Explosions à Boston: Elio Di Rupo partage "l'émotion des familles"

AFP

Le Premier ministre Elio Di Rupo a adressé mardi ses condoléances aux familles touchées par les explosions survenues lors du marathon de Boston ainsi qu'au peuple américain. "Je présente mes sincères condoléances aux familles touchées, au peuple américain et au Président Obama.
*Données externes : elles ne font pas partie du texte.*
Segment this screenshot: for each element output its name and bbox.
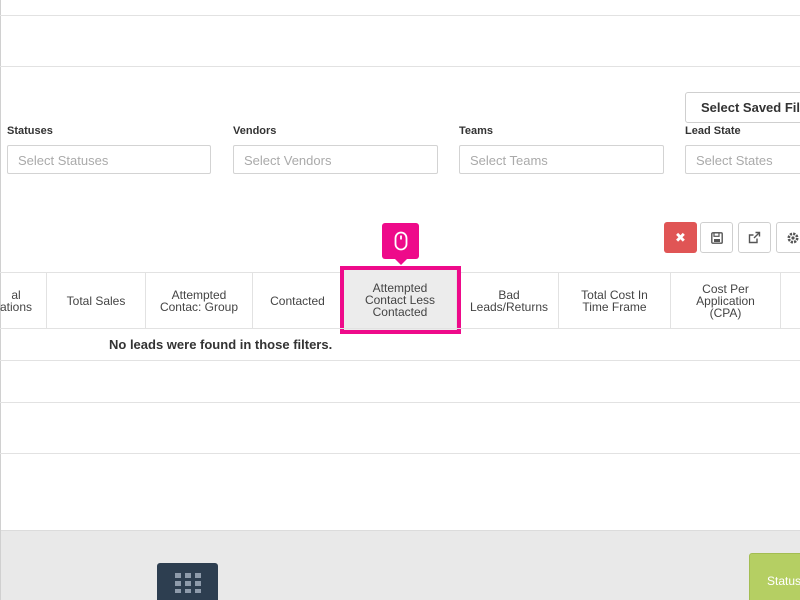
external-link-icon [748,231,761,244]
column-header-line: Contacted [270,293,325,308]
column-header-contacted[interactable]: Contacted [253,273,343,328]
mouse-icon [394,231,407,251]
column-header-cost-per-application[interactable]: Cost Per Application (CPA) [671,273,781,328]
column-header-bad-leads-returns[interactable]: Bad Leads/Returns [460,273,559,328]
select-saved-filter-button[interactable]: Select Saved Filt [685,92,800,123]
column-header-line: Application [696,293,755,308]
column-header-line: (CPA) [709,305,742,320]
column-header-line: Attempted [171,287,227,302]
column-header-attempted-contact-group[interactable]: Attempted Contac: Group [146,273,253,328]
column-header-line: al [11,287,21,302]
export-button[interactable] [738,222,771,253]
lead-state-label: Lead State [685,125,741,137]
statuses-select[interactable]: Select Statuses [7,145,211,174]
column-header-line: Leads/Returns [469,299,549,314]
table-divider-3 [0,453,800,454]
teams-label: Teams [459,125,494,137]
column-header-total-sales[interactable]: Total Sales [47,273,146,328]
column-header-total-applications[interactable]: al ations [0,273,47,328]
status-tab[interactable]: Status [749,553,800,600]
column-header-line: Contac: Group [159,299,239,314]
mouse-click-indicator [382,223,419,259]
close-icon: ✖ [675,229,686,245]
save-icon [710,231,723,244]
column-header-line: Total Cost In [581,287,648,302]
vendors-label: Vendors [233,125,277,137]
column-header-line: ations [0,299,33,314]
column-header-line: Bad [498,287,520,302]
footer-bar [1,530,800,600]
vendors-select[interactable]: Select Vendors [233,145,438,174]
statuses-label: Statuses [7,125,53,137]
table-divider-2 [0,402,800,403]
mouse-indicator-pointer [395,259,407,265]
divider-top [0,15,800,16]
save-filter-button[interactable] [700,222,733,253]
table-header-bottom-border [0,328,800,329]
table-divider-1 [0,360,800,361]
settings-button[interactable] [776,222,800,253]
column-header-line: Total Sales [66,293,126,308]
column-header-line: Contacted [372,305,428,319]
column-header-line: Time Frame [582,299,647,314]
clear-filters-button[interactable]: ✖ [664,222,697,253]
teams-select[interactable]: Select Teams [459,145,664,174]
column-header-line: Cost Per [702,281,749,296]
empty-table-message: No leads were found in those filters. [109,337,333,352]
apps-grid-button[interactable] [157,563,218,600]
gear-icon [787,232,798,243]
divider-header [0,66,800,67]
column-header-attempted-contact-less-contacted[interactable]: Attempted Contact Less Contacted [340,266,461,334]
lead-state-select[interactable]: Select States [685,145,800,174]
grid-icon [174,573,201,593]
column-header-total-cost-in-time-frame[interactable]: Total Cost In Time Frame [559,273,671,328]
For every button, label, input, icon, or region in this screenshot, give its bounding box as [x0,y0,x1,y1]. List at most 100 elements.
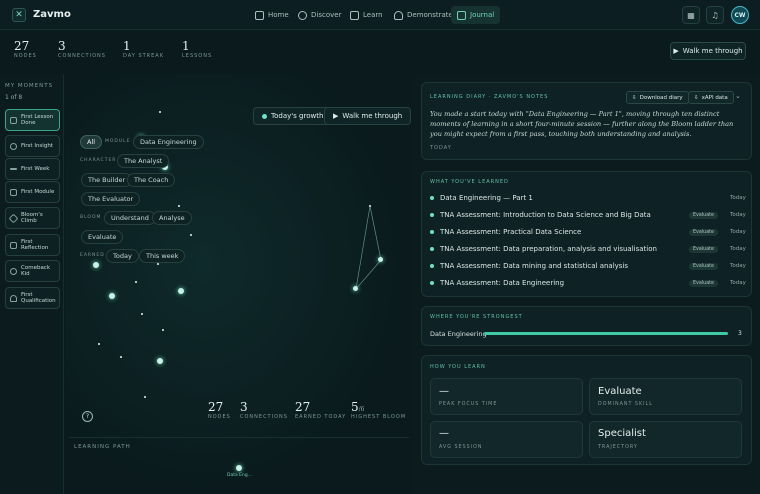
xapi-data-button[interactable]: ⇩ xAPI data [688,91,734,104]
dominant-skill-value: Evaluate [598,386,642,397]
moment-first-qualification[interactable]: First Qualification [5,287,60,309]
filter-module-data-engineering[interactable]: Data Engineering [133,135,204,149]
graph-node[interactable] [135,281,137,283]
filter-all-chip[interactable]: All [80,135,103,149]
graph-node[interactable] [178,205,180,207]
nav-home[interactable]: Home [249,6,295,24]
bullet-icon [430,281,434,285]
download-diary-label: Download diary [639,94,683,101]
learning-path-node[interactable] [236,465,242,471]
bullet-icon [430,230,434,234]
learned-item[interactable]: TNA Assessment: Data mining and statisti… [430,260,746,272]
stat-nodes: 27 NODES [14,39,37,59]
download-diary-button[interactable]: ⇩ Download diary [626,91,689,104]
learned-item[interactable]: Data Engineering — Part 1 Today [430,192,746,204]
help-icon[interactable]: ? [82,411,93,422]
learned-item[interactable]: TNA Assessment: Data preparation, analys… [430,243,746,255]
graph-node[interactable] [98,343,100,345]
graph-node[interactable] [178,288,184,294]
notifications-button[interactable]: ♫ [706,6,724,24]
moment-comeback-kid[interactable]: Comeback Kid [5,260,60,282]
moments-count: 1 of 8 [5,94,23,101]
graph-stat-connections-value: 3 [240,400,248,414]
avg-session-card: — AVG SESSION [430,421,583,458]
learned-item-when: Today [730,229,746,235]
avg-session-label: AVG SESSION [439,445,483,450]
graph-walk-me-through-button[interactable]: ▶ Walk me through [324,107,412,125]
moment-label: First Week [21,165,50,172]
learned-item[interactable]: TNA Assessment: Practical Data Science E… [430,226,746,238]
nav-learn-label: Learn [363,11,383,19]
learned-item[interactable]: TNA Assessment: Data Engineering Evaluat… [430,277,746,289]
stat-day-streak: 1 DAY STREAK [123,39,164,59]
qualification-icon [10,294,17,302]
graph-node[interactable] [190,234,192,236]
todays-growth-label: Today's growth [271,112,324,120]
filter-bloom-evaluate[interactable]: Evaluate [81,230,124,244]
download-icon: ⇩ [632,94,637,101]
stat-lessons-value: 1 [182,39,190,53]
filter-character-analyst[interactable]: The Analyst [117,154,170,168]
comeback-icon [10,267,17,275]
todays-growth-button[interactable]: Today's growth [253,107,333,125]
dominant-skill-card: Evaluate DOMINANT SKILL [589,378,742,415]
graph-node[interactable] [157,358,163,364]
moment-first-insight[interactable]: First Insight [5,135,60,157]
chevron-down-icon[interactable]: ⌄ [735,92,741,100]
stat-connections: 3 CONNECTIONS [58,39,106,59]
filter-character-evaluator[interactable]: The Evaluator [81,192,141,206]
play-icon: ▶ [673,47,679,55]
bloom-badge: Evaluate [689,245,718,253]
nav-demonstrate[interactable]: Demonstrate [388,6,459,24]
learned-item-text: TNA Assessment: Data Engineering [440,279,565,287]
growth-dot-icon [262,113,267,119]
learned-item-when: Today [730,263,746,269]
filter-character-coach[interactable]: The Coach [127,173,176,187]
trajectory-card: Specialist TRAJECTORY [589,421,742,458]
graph-node[interactable] [353,286,358,291]
filter-earned-this-week[interactable]: This week [139,249,186,263]
graph-node[interactable] [162,329,164,331]
graph-walk-label: Walk me through [342,112,403,120]
calendar-button[interactable]: ▦ [682,6,700,24]
moment-first-module[interactable]: First Module [5,181,60,203]
learned-item-when: Today [730,246,746,252]
graph-node[interactable] [144,396,146,398]
graph-node[interactable] [369,205,371,207]
moment-first-reflection[interactable]: First Reflection [5,234,60,256]
graph-node[interactable] [141,313,143,315]
journal-icon [457,10,466,20]
filter-bloom-understand[interactable]: Understand [104,211,156,225]
graph-stat-bloom-value: 5 [351,400,359,414]
what-you-learned-title: WHAT YOU'VE LEARNED [430,179,509,185]
filter-character-builder[interactable]: The Builder [81,173,133,187]
bullet-icon [430,247,434,251]
nav-learn[interactable]: Learn [344,6,389,24]
graph-node[interactable] [93,262,99,268]
walk-me-through-button[interactable]: ▶ Walk me through [670,42,746,60]
graph-stat-earned-today: 27 EARNED TODAY [295,400,346,420]
moment-blooms-climb[interactable]: Bloom's Climb [5,207,60,229]
filter-earned-today[interactable]: Today [106,249,139,263]
user-avatar[interactable]: CW [731,6,749,24]
nav-journal[interactable]: Journal [451,6,501,24]
graph-node[interactable] [120,356,122,358]
moment-first-week[interactable]: First Week [5,158,60,180]
brand-name: Zavmo [33,9,71,20]
strongest-skill-name: Data Engineering [430,330,487,338]
graph-node[interactable] [157,263,159,265]
zavmo-logo-icon[interactable]: ✕ [12,8,26,22]
filter-bloom-analyse[interactable]: Analyse [152,211,192,225]
graph-node[interactable] [109,293,115,299]
moment-label: First Lesson Done [21,113,54,127]
nav-discover[interactable]: Discover [292,6,347,24]
graph-node[interactable] [159,111,161,113]
stat-nodes-value: 27 [14,39,30,53]
moment-first-lesson-done[interactable]: First Lesson Done [5,109,60,131]
filter-bloom-label: BLOOM [80,215,102,220]
graph-node[interactable] [378,257,383,262]
bullet-icon [430,264,434,268]
strongest-bar-track [484,332,728,335]
filter-module-label: MODULE [105,139,131,144]
learned-item[interactable]: TNA Assessment: Introduction to Data Sci… [430,209,746,221]
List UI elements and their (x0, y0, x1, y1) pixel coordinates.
Nous partageons leur émotion", a dit Elio Di Rupo sur son compte Twitter.

L'UE condamne des "actes épouvantables"

Le président du Conseil européen, Herman van Rompuy, a condamné mardi les "actes épouvantables" survenus lundi à la fin du marathon de Boston, qui ont fait trois morts et une centaine de blessés.

"Je condamne les actes épouvantables survenus à Boston et regrette profondément l'issue tragique et la perte de vies innocentes", a-t-il écrit dans un communiqué.

M. Van Rompuy a demandé que "les responsables de ces atrocités soient traduits en justice", avant d'exprimer "la sympathie et le soutien de l'UE au peuple américain".

La chef de la diplomatie de l'UE, Catherine Ashton, s'est déclarée "choquée" et a dénoncé des "actes répréhensibles".

"A ce stade, on ne sait pas qui a fait exploser les bombes, mais je dis sans aucune équivoque que le terrorisme ne peut jamais être justifié", a déclaré le président du Parlement européen, Martin Schulz. "Nous nous tenons au côté de nos amis américains".

Le secrétaire général de l'Otan, Anders Fogh Rasmussen, s'est dit "profondément choqué". "Mes pensées sont avec les gens de Boston et de tous les Etats-Unis", a-t-il dit dans un communiqué.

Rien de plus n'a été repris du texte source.